Hubble captures intricacies of R Aquarii, a symbiotic binary star roughly 700 light-years from Earth (Image Credit: Phys.org)
The NASA/ESA Hubble Space Telescope has provided a dramatic and colorful close-up look at one of the most rambunctious stars in our galaxy, weaving a huge spiral pattern among the stars. Hubble’s images capture its details and its evolution is featured by a unique timelapse video.
Residing only roughly 700 light-years from Earth in the constellation Aquarius, R Aquarii is a symbiotic binary star: a type of binary star system consisting of a white dwarf and a red giant that is surrounded by a large, dynamic nebula. As the closest symbiotic star to Earth, R Aquarii was studied by none other than Edwin Hubble in an effort to understand the mechanism that powers the system.
R Aquarii undergoes violent eruptions that blast out huge filaments of glowing gas. This dramatically demonstrates how the universe redistributes the products of nuclear energy that form deep inside stars and jet back into space.
R Aquarii belongs to a class of double stars called symbiotic stars. The primary star is an aging red giant and its companion is a compact burned-out star known as a white dwarf. The red giant primary star is classified as a Mira variable that is over 400 times larger than our sun. The bloated monster star pulsates, changes temperature, and varies in brightness by a factor of 750 times over a roughly 390-day period.
At its peak, the star is blinding at nearly 5,000 times our sun’s brightness. When the white dwarf swings closest to the red giant along its 44-year orbital period, it gravitationally siphons off hydrogen gas.

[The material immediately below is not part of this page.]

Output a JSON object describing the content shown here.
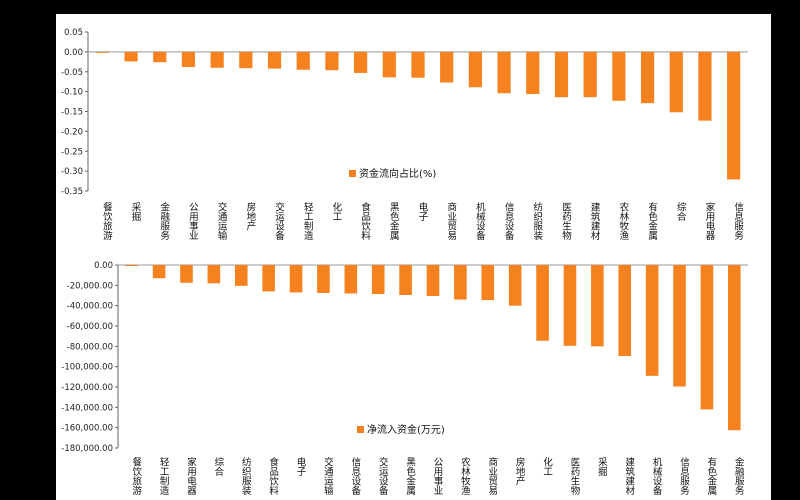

This material accumulates in the accretion disk surrounding the white dwarf, until it undergoes a powerful outburst and jet ejection, especially during the closest approach of the white dwarf to the red giant donor star.

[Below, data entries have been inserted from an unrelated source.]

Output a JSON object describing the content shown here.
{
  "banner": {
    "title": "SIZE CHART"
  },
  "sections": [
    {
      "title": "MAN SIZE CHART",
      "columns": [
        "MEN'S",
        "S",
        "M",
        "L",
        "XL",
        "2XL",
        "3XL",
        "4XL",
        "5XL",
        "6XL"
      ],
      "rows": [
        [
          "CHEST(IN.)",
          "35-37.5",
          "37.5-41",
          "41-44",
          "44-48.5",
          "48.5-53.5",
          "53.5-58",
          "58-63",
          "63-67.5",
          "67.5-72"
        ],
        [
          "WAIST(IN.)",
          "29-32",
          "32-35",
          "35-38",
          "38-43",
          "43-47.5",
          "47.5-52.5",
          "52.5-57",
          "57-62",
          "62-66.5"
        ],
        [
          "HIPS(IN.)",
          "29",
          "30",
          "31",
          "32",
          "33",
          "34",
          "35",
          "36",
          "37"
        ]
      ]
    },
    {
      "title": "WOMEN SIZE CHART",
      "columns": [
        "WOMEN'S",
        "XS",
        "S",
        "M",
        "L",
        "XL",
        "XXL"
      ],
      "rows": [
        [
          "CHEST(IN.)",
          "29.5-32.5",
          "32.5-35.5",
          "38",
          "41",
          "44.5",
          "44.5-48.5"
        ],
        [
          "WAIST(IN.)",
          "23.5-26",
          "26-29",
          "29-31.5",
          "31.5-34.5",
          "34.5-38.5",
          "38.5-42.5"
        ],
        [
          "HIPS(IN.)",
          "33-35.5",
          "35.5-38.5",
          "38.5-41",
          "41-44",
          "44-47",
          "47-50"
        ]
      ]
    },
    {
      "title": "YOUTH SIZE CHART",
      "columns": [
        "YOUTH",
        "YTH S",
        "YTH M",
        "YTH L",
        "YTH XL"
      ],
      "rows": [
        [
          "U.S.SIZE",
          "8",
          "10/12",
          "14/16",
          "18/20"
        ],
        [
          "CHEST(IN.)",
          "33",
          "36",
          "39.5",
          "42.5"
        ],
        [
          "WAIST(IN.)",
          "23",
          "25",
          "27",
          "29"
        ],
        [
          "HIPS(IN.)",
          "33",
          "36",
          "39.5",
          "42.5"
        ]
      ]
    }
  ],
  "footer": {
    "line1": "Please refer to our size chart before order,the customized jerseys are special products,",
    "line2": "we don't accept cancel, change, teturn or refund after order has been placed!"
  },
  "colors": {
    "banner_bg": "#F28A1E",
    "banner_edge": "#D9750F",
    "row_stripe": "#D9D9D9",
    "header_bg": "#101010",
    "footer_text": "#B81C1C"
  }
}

These events have more than just a passing interest to astronomers and laymen alike in that this is one known way—as well as the truly titanic but extremely rare supernova events—to release chemical elements heavier than hydrogen and helium into the interstellar medium. Heavier elements like carbon, nitrogen, and oxygen are critical building blocks of planets like the Earth and lifeforms such as our own. They are formed in the deep interiors of stars, where the temperature is high enough to fuse hydrogen and helium.
This outburst ejects powerful jets seen as filaments shooting out from the binary system, forming loops and trails as the plasma emerges in streamers. The plasma is twisted by the force of the explosion and channeled upwards and outwards by strong magnetic fields. The outflow appears to bend back on itself into a spiral pattern. The filaments are glowing in visible light because they are energized by blistering radiation from the stellar duo that is R Aquarii. The nebula around the binary star is known as Cederblad 211, and may be the remnant of a past nova.
The scale of the event is extraordinary even in astronomical terms, since emitting material can be traced out to at least 400 billion kilometers—or 2,500 times the distance between the sun and the Earth—from the central core.
The ESA/Hubble team has developed a unique timelapse of the object consisting of multiple observing programs that span from 2014 to 2023. Across the five images, the rapid and dramatic evolution of the binary star and its surrounding nebula can be seen.
The binary star dims and brightens, seen by the size of the red diffraction spikes around it, due to the strong pulsations of the red giant star. The nebula is shown in mostly green colors, but bluer parts of it come in and out of view: this is because they are being illuminated as the lighthouse-like beam of light from the spinning binary star sweeps over them.